It’s the third time the artist will be the subject of a big-screen production.
Travis Kelce and Taylor Swift after the AFC Championship Game at M&T Bank Stadium on January 28, 2024 in Baltimore, Maryland. Photo: Patrick Smith/Getty Images.
Travis Kelce may soon be known for something other than dating super-mega-pop star Taylor Swift and playing tight end on the Super Bowl-winning NFL team the Kansas City Chiefs. Kelce is also on board to help finance a documentary, King Pleasure, on renowned artist and pop-culture crossover icon Jean-Michel Basquiat. The film will be made with the cooperation of the artist’s estate, according to an item in Variety.
Lizzo’s ex-creative director Quinn Wilson will direct, with California-based Radiant Media Studios backing the production, according to Variety. That company is helmed by green energy entrepreneur Mike Field and Ray Maiello, former head of business affairs at Netflix.
The trio has already worked together on the indie feature My Dead Friend Zoe (2024), which was reportedly partly funded by Field’s sale of surplus tax credits, enabled by the 2022 Inflation Reduction Act. Variety reports that the Basquiat doc will be funded using the same strategy. Wilson has previously helmed TV series MPower, ZIWE, and Your Attention Please, as well as Lizzo music videos Cuz I Love You, Juice, and Truth Hurts.
“Hollywood is risky, right? On a scale of one to 10, Hollywood, it is a 9.5,” Maiello told Variety. “Especially in terms of independent film. These federal tax credits take the risk down to like a five.”
Basquiat’s life, which saw him go from graffiti artist to the innermost circles of power in the New York art world but which was cut short by a drug overdose at the age of 27, has proven attractive to film producers and directors: he has already been featured on the silver screen twice in the 36 years since he died. Julian Schnabel’s 1996 directing debut, Basquiat, starred Jeffrey Wright as the artist (and featured David Bowie as Andy Warhol, Parker Posey as Mary Boone, and stars like Dennis Hopper and Christopher Walken in supporting roles), and he has even already been the subject of one documentary, Jean-Michel Basquiat: The Radiant Child (2010), directed by Tamra Davis.
The artist’s family organized an exhibition, also called “King Pleasure,” in New York in 2021. The retail store outside the show featured merch including items like dog hoodies, iPhone cases, Coach backpacks, and skateboards, Artnet News reported, all with the blessing of the estate.

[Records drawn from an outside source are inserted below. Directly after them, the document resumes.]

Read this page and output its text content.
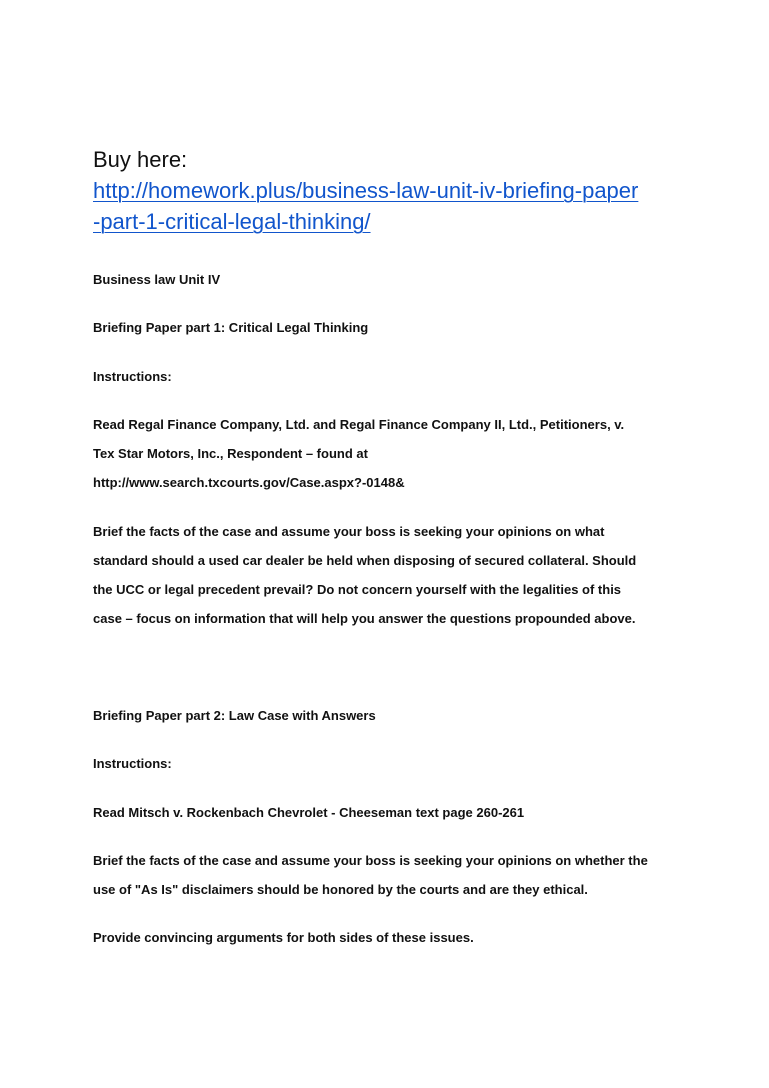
Buy here:
http://homework.plus/business-law-unit-iv-briefing-paper
-part-1-critical-legal-thinking/
Business law Unit IV
Briefing Paper part 1: Critical Legal Thinking
Instructions:
Read Regal Finance Company, Ltd. and Regal Finance Company II, Ltd., Petitioners, v.
Tex Star Motors, Inc., Respondent – found at
http://www.search.txcourts.gov/Case.aspx?-0148&
Brief the facts of the case and assume your boss is seeking your opinions on what
standard should a used car dealer be held when disposing of secured collateral. Should
the UCC or legal precedent prevail? Do not concern yourself with the legalities of this
case – focus on information that will help you answer the questions propounded above.
Briefing Paper part 2: Law Case with Answers
Instructions:
Read Mitsch v. Rockenbach Chevrolet - Cheeseman text page 260-261
Brief the facts of the case and assume your boss is seeking your opinions on whether the
use of "As Is" disclaimers should be honored by the courts and are they ethical.
Provide convincing arguments for both sides of these issues.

Basquiat has also proven, at times, to be a market titan. An untitled 1982 painting of a skull sold for $110.5 million at Sotheby’s New York in 2017. In 2021, his market totaled a record high $439.6 million, second only to Pablo Picasso in terms of auction revenue, according to Artnet Price Database records. (Attesting to his crossover star status, Walmart even put a Basquiat Barbie on its shelves the next year.) But sales “fell off a cliff,” per Katya Kazakina’s reporting for Artnet News, in 2023.